A popular Buckley road is set to get a facelift come this year or next, likely limiting access to local commuters.
The City Council voted unanimously Tuesday, Narch 9 to approve an engineering proposal to replace about a mile of pavement on 112th Street East. This could be one of the city’s last road projects to receive plentiful and relatively less competitive transportation grants due to Buckley’s status as a growing town.
The work involves grinding out the road’s top two inches of pavement and overlaying new asphalt for nearly a mile of roadway on 112th Street East from Mundy Loss Road to SR 165.
The road had its last resurfacing about two decades ago and it’s in need of another, Mayor Pat Johnson said. Crocodile cracks criss-cross the road, which handles traffic from commuters, industrial and agricultural businesses, residents and school busses bound toward Mountain Meadow Elementary.
Currently, the project is slated to start construction in 2022, according to a memo from the Public Works Department to the city.
“It’s going to start deteriorating quite rapidly, especially when we get rain and freezing,” Johnson said. “The ice expands and just tears it up more.”
But the city is crossing its fingers that weather and other conditions will allow them to break ground — or more accurately, asphalt — on the project this summer, Johnson said. That would avoid putting the road through another winter and allow construction crews to work on it while Mountain Meadow students are on summer break.
Johnson said that the project will generally turn the road into a one-way but won’t require shutting the whole street down. It’s also possible that the construction could be done mostly at night, she said, further reducing traffic impacts.
Seattle engineering firm Gray & Osborne, which the city often contracts with for projects, prepared the proposal at a cost of about $66,900, roughly $10,000 of which came from the City roads fund.

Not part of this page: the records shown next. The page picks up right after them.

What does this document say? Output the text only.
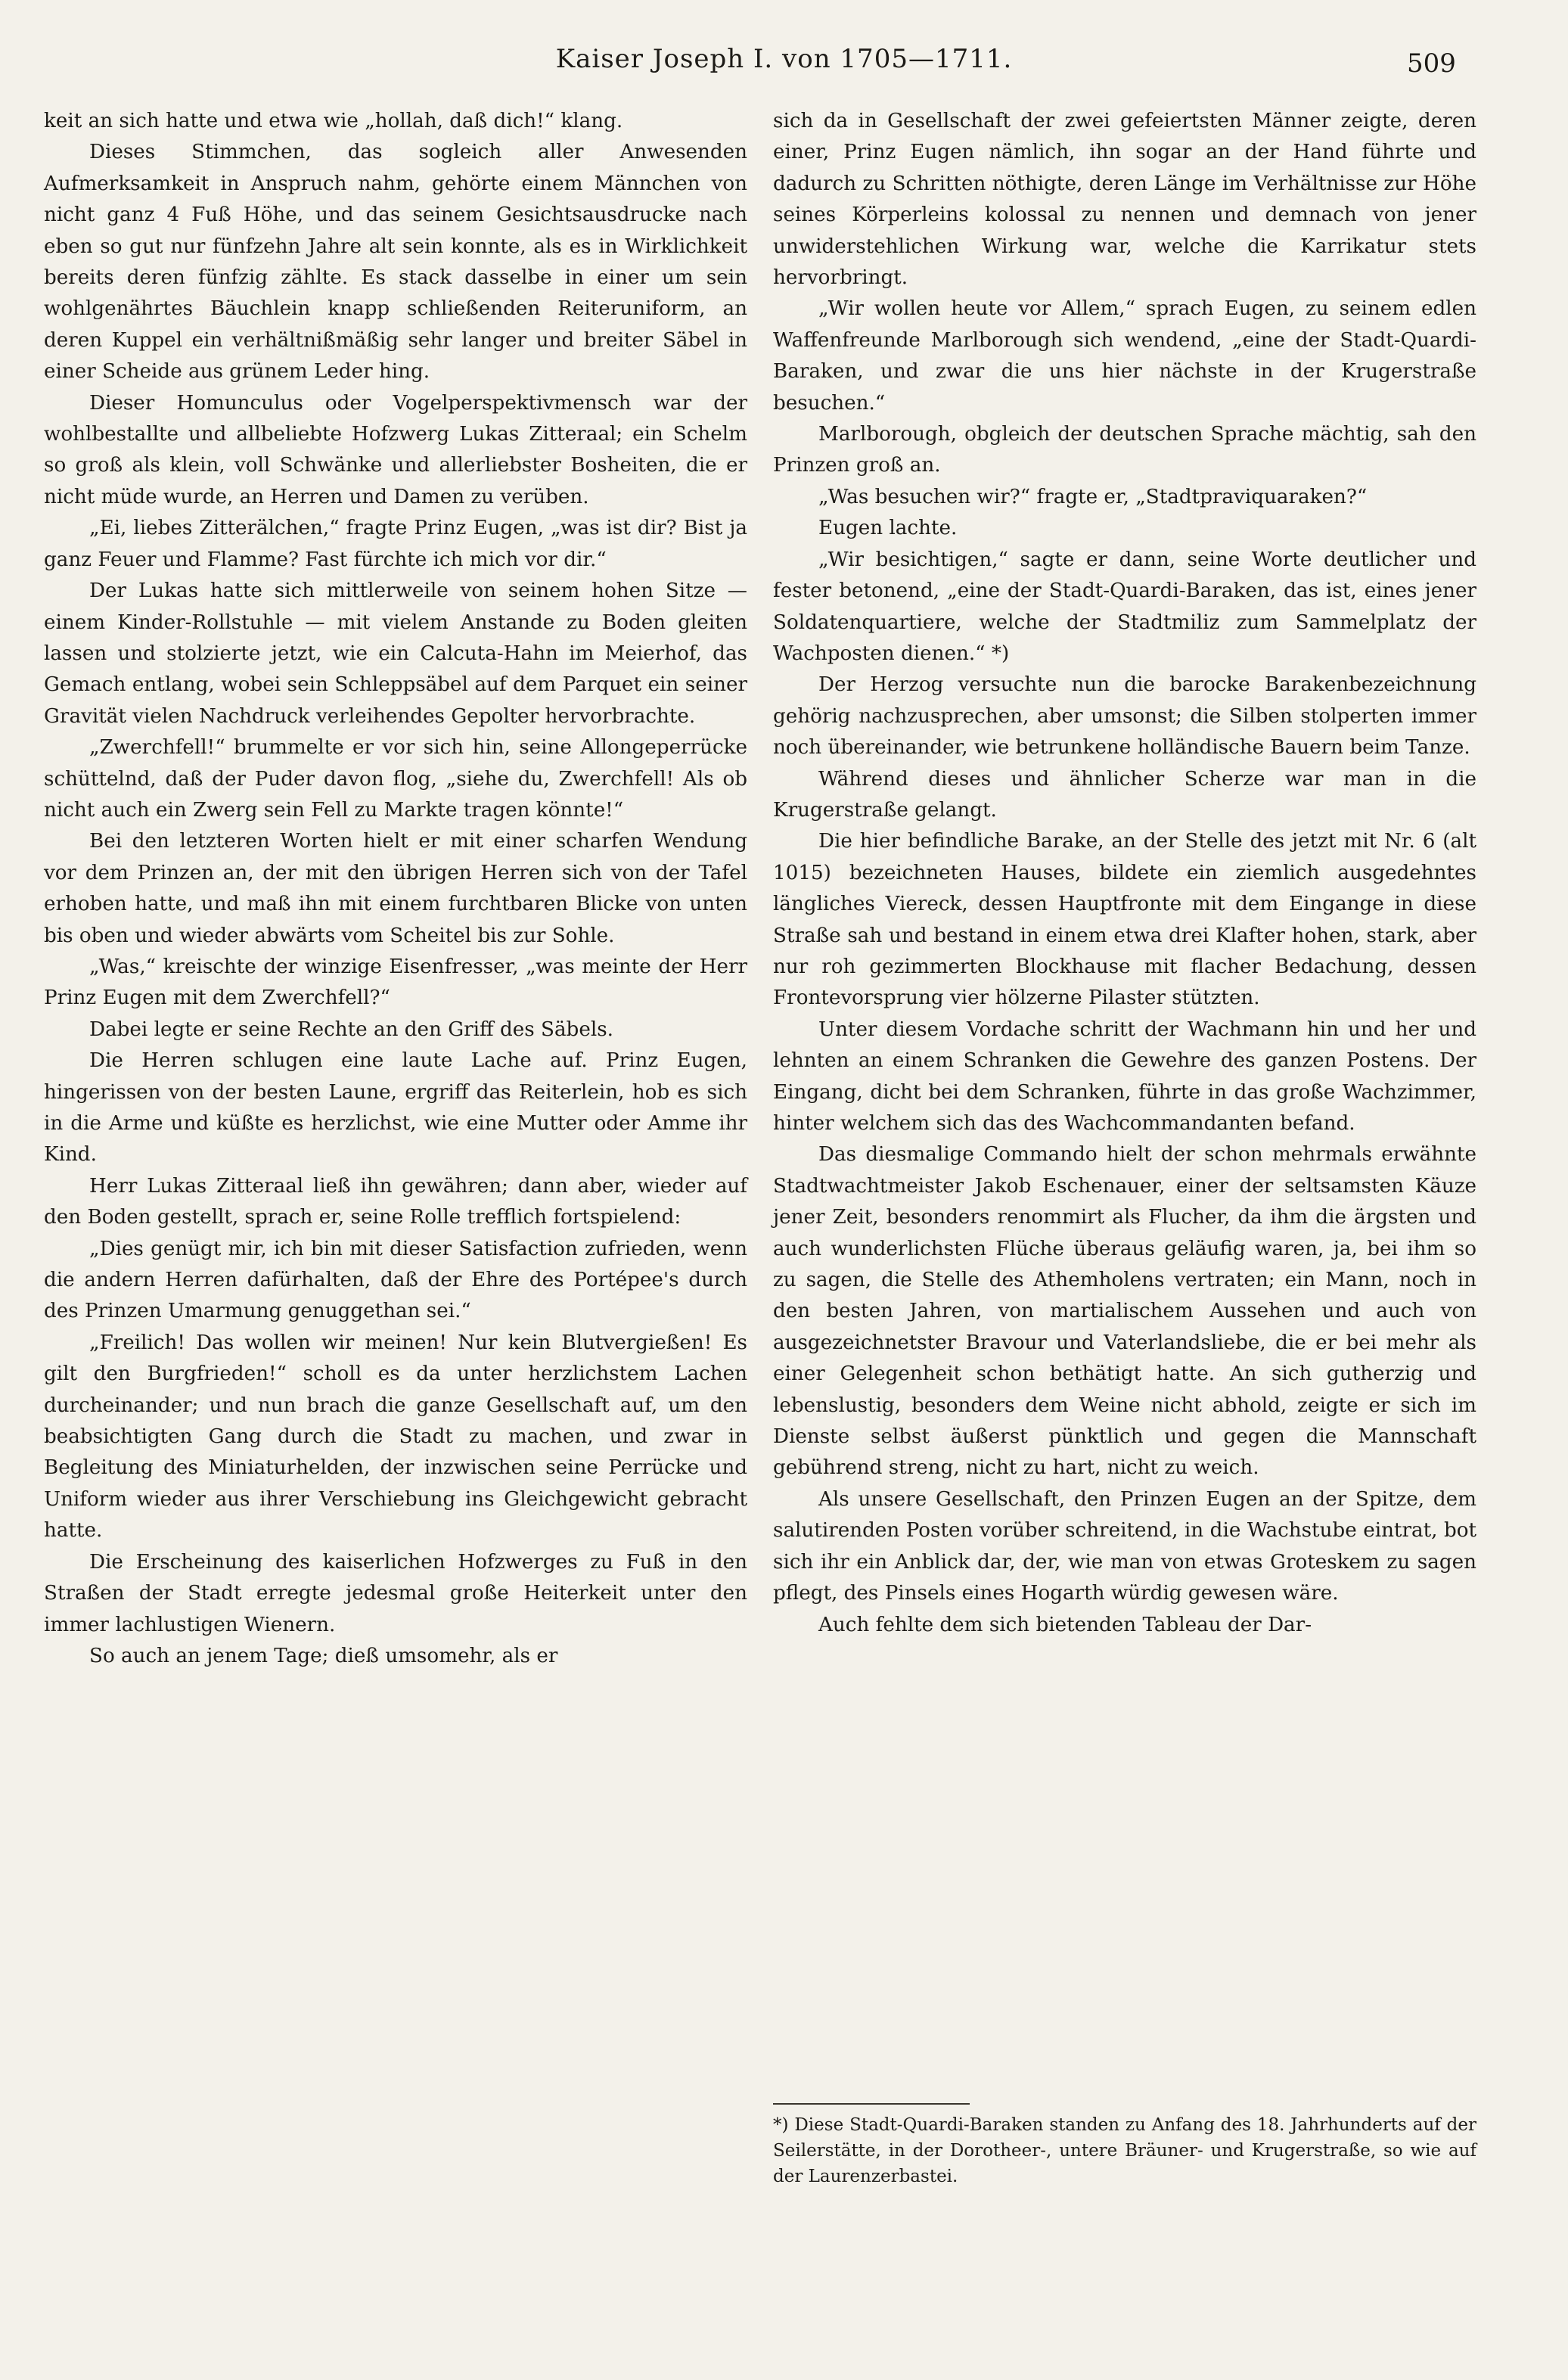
Kaiser Joseph I. von 1705—1711.	509

keit an sich hatte und etwa wie „hollah, daß dich!“ klang.

Dieses Stimmchen, das sogleich aller Anwesenden Aufmerksamkeit in Anspruch nahm, gehörte einem Männchen von nicht ganz 4 Fuß Höhe, und das seinem Gesichtsausdrucke nach eben so gut nur fünfzehn Jahre alt sein konnte, als es in Wirklichkeit bereits deren fünfzig zählte. Es stack dasselbe in einer um sein wohlgenährtes Bäuchlein knapp schließenden Reiteruniform, an deren Kuppel ein verhältnißmäßig sehr langer und breiter Säbel in einer Scheide aus grünem Leder hing.

Dieser Homunculus oder Vogelperspektivmensch war der wohlbestallte und allbeliebte Hofzwerg Lukas Zitteraal; ein Schelm so groß als klein, voll Schwänke und allerliebster Bosheiten, die er nicht müde wurde, an Herren und Damen zu verüben.

„Ei, liebes Zitterälchen,“ fragte Prinz Eugen, „was ist dir? Bist ja ganz Feuer und Flamme? Fast fürchte ich mich vor dir.“

Der Lukas hatte sich mittlerweile von seinem hohen Sitze — einem Kinder-Rollstuhle — mit vielem Anstande zu Boden gleiten lassen und stolzierte jetzt, wie ein Calcuta-Hahn im Meierhof, das Gemach entlang, wobei sein Schleppsäbel auf dem Parquet ein seiner Gravität vielen Nachdruck verleihendes Gepolter hervorbrachte.

„Zwerchfell!“ brummelte er vor sich hin, seine Allongeperrücke schüttelnd, daß der Puder davon flog, „siehe du, Zwerchfell! Als ob nicht auch ein Zwerg sein Fell zu Markte tragen könnte!“

Bei den letzteren Worten hielt er mit einer scharfen Wendung vor dem Prinzen an, der mit den übrigen Herren sich von der Tafel erhoben hatte, und maß ihn mit einem furchtbaren Blicke von unten bis oben und wieder abwärts vom Scheitel bis zur Sohle.

„Was,“ kreischte der winzige Eisenfresser, „was meinte der Herr Prinz Eugen mit dem Zwerchfell?“

Dabei legte er seine Rechte an den Griff des Säbels.

Die Herren schlugen eine laute Lache auf. Prinz Eugen, hingerissen von der besten Laune, ergriff das Reiterlein, hob es sich in die Arme und küßte es herzlichst, wie eine Mutter oder Amme ihr Kind.

Herr Lukas Zitteraal ließ ihn gewähren; dann aber, wieder auf den Boden gestellt, sprach er, seine Rolle trefflich fortspielend:

„Dies genügt mir, ich bin mit dieser Satisfaction zufrieden, wenn die andern Herren dafürhalten, daß der Ehre des Portépee's durch des Prinzen Umarmung genuggethan sei.“

„Freilich! Das wollen wir meinen! Nur kein Blutvergießen! Es gilt den Burgfrieden!“ scholl es da unter herzlichstem Lachen durcheinander; und nun brach die ganze Gesellschaft auf, um den beabsichtigten Gang durch die Stadt zu machen, und zwar in Begleitung des Miniaturhelden, der inzwischen seine Perrücke und Uniform wieder aus ihrer Verschiebung ins Gleichgewicht gebracht hatte.

Die Erscheinung des kaiserlichen Hofzwerges zu Fuß in den Straßen der Stadt erregte jedesmal große Heiterkeit unter den immer lachlustigen Wienern.

So auch an jenem Tage; dieß umsomehr, als er

sich da in Gesellschaft der zwei gefeiertsten Männer zeigte, deren einer, Prinz Eugen nämlich, ihn sogar an der Hand führte und dadurch zu Schritten nöthigte, deren Länge im Verhältnisse zur Höhe seines Körperleins kolossal zu nennen und demnach von jener unwiderstehlichen Wirkung war, welche die Karrikatur stets hervorbringt.

„Wir wollen heute vor Allem,“ sprach Eugen, zu seinem edlen Waffenfreunde Marlborough sich wendend, „eine der Stadt-Quardi-Baraken, und zwar die uns hier nächste in der Krugerstraße besuchen.“

Marlborough, obgleich der deutschen Sprache mächtig, sah den Prinzen groß an.

„Was besuchen wir?“ fragte er, „Stadtpraviquaraken?“

Eugen lachte.

„Wir besichtigen,“ sagte er dann, seine Worte deutlicher und fester betonend, „eine der Stadt-Quardi-Baraken, das ist, eines jener Soldatenquartiere, welche der Stadtmiliz zum Sammelplatz der Wachposten dienen.“ *)

Der Herzog versuchte nun die barocke Barakenbezeichnung gehörig nachzusprechen, aber umsonst; die Silben stolperten immer noch übereinander, wie betrunkene holländische Bauern beim Tanze.

Während dieses und ähnlicher Scherze war man in die Krugerstraße gelangt.

Die hier befindliche Barake, an der Stelle des jetzt mit Nr. 6 (alt 1015) bezeichneten Hauses, bildete ein ziemlich ausgedehntes längliches Viereck, dessen Hauptfronte mit dem Eingange in diese Straße sah und bestand in einem etwa drei Klafter hohen, stark, aber nur roh gezimmerten Blockhause mit flacher Bedachung, dessen Frontevorsprung vier hölzerne Pilaster stützten.

Unter diesem Vordache schritt der Wachmann hin und her und lehnten an einem Schranken die Gewehre des ganzen Postens. Der Eingang, dicht bei dem Schranken, führte in das große Wachzimmer, hinter welchem sich das des Wachcommandanten befand.

Das diesmalige Commando hielt der schon mehrmals erwähnte Stadtwachtmeister Jakob Eschenauer, einer der seltsamsten Käuze jener Zeit, besonders renommirt als Flucher, da ihm die ärgsten und auch wunderlichsten Flüche überaus geläufig waren, ja, bei ihm so zu sagen, die Stelle des Athemholens vertraten; ein Mann, noch in den besten Jahren, von martialischem Aussehen und auch von ausgezeichnetster Bravour und Vaterlandsliebe, die er bei mehr als einer Gelegenheit schon bethätigt hatte. An sich gutherzig und lebenslustig, besonders dem Weine nicht abhold, zeigte er sich im Dienste selbst äußerst pünktlich und gegen die Mannschaft gebührend streng, nicht zu hart, nicht zu weich.

Als unsere Gesellschaft, den Prinzen Eugen an der Spitze, dem salutirenden Posten vorüber schreitend, in die Wachstube eintrat, bot sich ihr ein Anblick dar, der, wie man von etwas Groteskem zu sagen pflegt, des Pinsels eines Hogarth würdig gewesen wäre.

Auch fehlte dem sich bietenden Tableau der Dar-

*) Diese Stadt-Quardi-Baraken standen zu Anfang des 18. Jahrhunderts auf der Seilerstätte, in der Dorotheer-, untere Bräuner- und Krugerstraße, so wie auf der Laurenzerbastei.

The lion’s share of the proposal was paid by a state Transportation Improvement Board (TIB) grant available to Buckley under the state’s Small City program, designed for cities with populations under 5,000 people. A separate program oversees grants for larger cities.
About $720,000 of the roughly $845,800 overall cost for project comes from the TIB, while the remainder comes from several city sources including the general fund, road budget and gas tax money.
The city has been aggressive in pursuing those grants and lucky in receiving them, Johnson said. But Buckley will soon have to start competing in the major leagues: The city’s population was 4,354 at the 2010 census, and a 2019 estimate put the city at 5,058 people.
“This’ll be one of the last things we get under the small cities category,” Johnson said. “We’re sure when the census comes out that we’ll have gone over 5,000 people.”
Also on Tuesday, the council:Approved an ordinance to adopt the city’s 2021 Stormwater Management Program. All but council member Sundstrom voted to approve the ordinance.
Unanimously approved an agreement with the Buckley Chamber of Commerce to lease a City reader board to the Chamber for a fee of $250 per year.
Unanimously approved an agreement naming Dr. Paul Satterlee as the advising physician for the City of Buckley Fire Department. Satterlee replaces Dr. Jeffrey Morse, who after nearly 15 years in the role announced late last year that he was looking to retire once a suitable replacement was found.
Discussed drafting an ordinance for the next council meeting (March 23) to amend the municipal code to require helmets at the Buckley skatepark.
Heard a report from Mayor Johnson on two successful COVID-19 vaccination clinics over the previous weekend that saw about 1,000 people get their second COVID-19 vaccine doses.